Consumers More Reluctant To Take Out Loans

The effects of the credit crunch and the recent economic down turn has had a huge impact on not only the UK economy as a whole, but also on the majority of people living and working in this country.

A large number of people have been affected by the current recession, whether it has been simply seeing a slight slow down in their work, all the way through to more dramatic events such as losing their job, of even having their home repossessed due to not being able to maintain their monthly homeowner loan repayments.

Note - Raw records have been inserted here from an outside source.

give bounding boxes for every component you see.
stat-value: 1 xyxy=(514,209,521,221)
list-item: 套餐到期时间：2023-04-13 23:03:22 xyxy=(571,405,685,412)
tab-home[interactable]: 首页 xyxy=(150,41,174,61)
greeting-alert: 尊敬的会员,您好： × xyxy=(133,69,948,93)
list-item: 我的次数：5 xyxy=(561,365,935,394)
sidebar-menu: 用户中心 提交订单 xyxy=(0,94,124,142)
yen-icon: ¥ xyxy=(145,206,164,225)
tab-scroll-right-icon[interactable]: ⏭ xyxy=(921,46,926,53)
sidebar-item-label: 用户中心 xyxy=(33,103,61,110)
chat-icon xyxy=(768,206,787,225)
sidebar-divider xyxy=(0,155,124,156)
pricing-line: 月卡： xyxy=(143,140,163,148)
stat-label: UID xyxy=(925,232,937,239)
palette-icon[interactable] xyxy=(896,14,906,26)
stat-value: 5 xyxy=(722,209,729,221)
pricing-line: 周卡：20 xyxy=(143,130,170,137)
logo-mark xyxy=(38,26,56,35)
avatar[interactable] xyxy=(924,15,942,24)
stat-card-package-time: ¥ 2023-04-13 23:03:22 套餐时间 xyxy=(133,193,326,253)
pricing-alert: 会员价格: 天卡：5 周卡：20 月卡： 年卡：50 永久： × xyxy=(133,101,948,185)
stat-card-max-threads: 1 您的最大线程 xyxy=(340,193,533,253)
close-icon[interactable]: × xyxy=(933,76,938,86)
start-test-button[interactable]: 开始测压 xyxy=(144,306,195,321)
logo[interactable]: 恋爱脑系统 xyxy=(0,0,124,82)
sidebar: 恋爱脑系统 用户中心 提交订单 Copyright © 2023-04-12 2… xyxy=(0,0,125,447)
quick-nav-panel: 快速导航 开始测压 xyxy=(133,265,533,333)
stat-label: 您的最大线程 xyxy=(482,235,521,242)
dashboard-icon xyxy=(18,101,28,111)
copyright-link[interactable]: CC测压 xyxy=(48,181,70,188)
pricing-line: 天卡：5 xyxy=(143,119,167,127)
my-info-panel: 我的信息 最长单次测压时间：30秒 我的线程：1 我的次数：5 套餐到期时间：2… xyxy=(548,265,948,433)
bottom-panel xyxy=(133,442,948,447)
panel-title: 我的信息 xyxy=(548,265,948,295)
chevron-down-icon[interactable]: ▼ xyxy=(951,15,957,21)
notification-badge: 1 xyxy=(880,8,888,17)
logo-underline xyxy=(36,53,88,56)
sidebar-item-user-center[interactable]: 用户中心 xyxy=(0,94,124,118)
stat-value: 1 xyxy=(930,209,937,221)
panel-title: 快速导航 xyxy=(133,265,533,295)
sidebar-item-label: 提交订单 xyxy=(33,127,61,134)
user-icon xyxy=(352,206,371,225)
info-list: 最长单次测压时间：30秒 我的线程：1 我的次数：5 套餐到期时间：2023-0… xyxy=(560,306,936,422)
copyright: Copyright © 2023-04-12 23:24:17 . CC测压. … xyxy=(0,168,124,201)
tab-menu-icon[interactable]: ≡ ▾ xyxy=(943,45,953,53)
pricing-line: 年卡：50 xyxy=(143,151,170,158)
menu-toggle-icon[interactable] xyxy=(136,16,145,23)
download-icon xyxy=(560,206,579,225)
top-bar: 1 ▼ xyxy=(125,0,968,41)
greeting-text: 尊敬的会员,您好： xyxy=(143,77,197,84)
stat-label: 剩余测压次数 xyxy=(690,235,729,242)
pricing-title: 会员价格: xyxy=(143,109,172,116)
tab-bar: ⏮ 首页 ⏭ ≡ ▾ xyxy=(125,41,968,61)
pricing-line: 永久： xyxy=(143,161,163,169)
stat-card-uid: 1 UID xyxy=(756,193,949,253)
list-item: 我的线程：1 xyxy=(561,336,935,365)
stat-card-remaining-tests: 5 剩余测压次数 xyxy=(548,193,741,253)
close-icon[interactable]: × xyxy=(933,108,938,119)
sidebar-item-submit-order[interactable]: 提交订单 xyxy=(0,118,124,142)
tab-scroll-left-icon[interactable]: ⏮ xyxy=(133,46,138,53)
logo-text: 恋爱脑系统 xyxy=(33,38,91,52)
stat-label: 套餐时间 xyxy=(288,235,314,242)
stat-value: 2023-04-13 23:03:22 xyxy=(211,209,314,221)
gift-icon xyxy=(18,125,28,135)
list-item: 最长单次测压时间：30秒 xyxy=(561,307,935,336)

It would appear that the recent economic slow down has shown many individuals just how vulnerable they really are and according to one expert, people are now becoming far more cautious about their financial situation, particularly when it comes to thinking about applying for a new personal loan.

Adrian Coles from the Building Societies Association (BSA) commented that a large number of individuals are now reluctant to commit themselves to the prospect of additional regular monthly loan repayments, particularly for luxury items which they do not actually need. He likened the situation to waking up with a hangover after a big night out and saying “never again”.

The latest figures from the Bank of England also show that the number of new loans is continuing to fall, with the annual growth rate of consumer credit falling to 3.2 per cent in March this year, with equally low expectations for April. Meanwhile, consumer group Credit Action has warned that we are by no means out of the woods yet and has predicted that personal insolvencies and bankruptcies could continue to rise throughout the year, possibly even reaching a level of 435 every day.

It is commendable that people are taking a more cautious approach towards personal loans, but to use the hangover analogy again, once the headache has cleared most of us are likely to go back to the pub!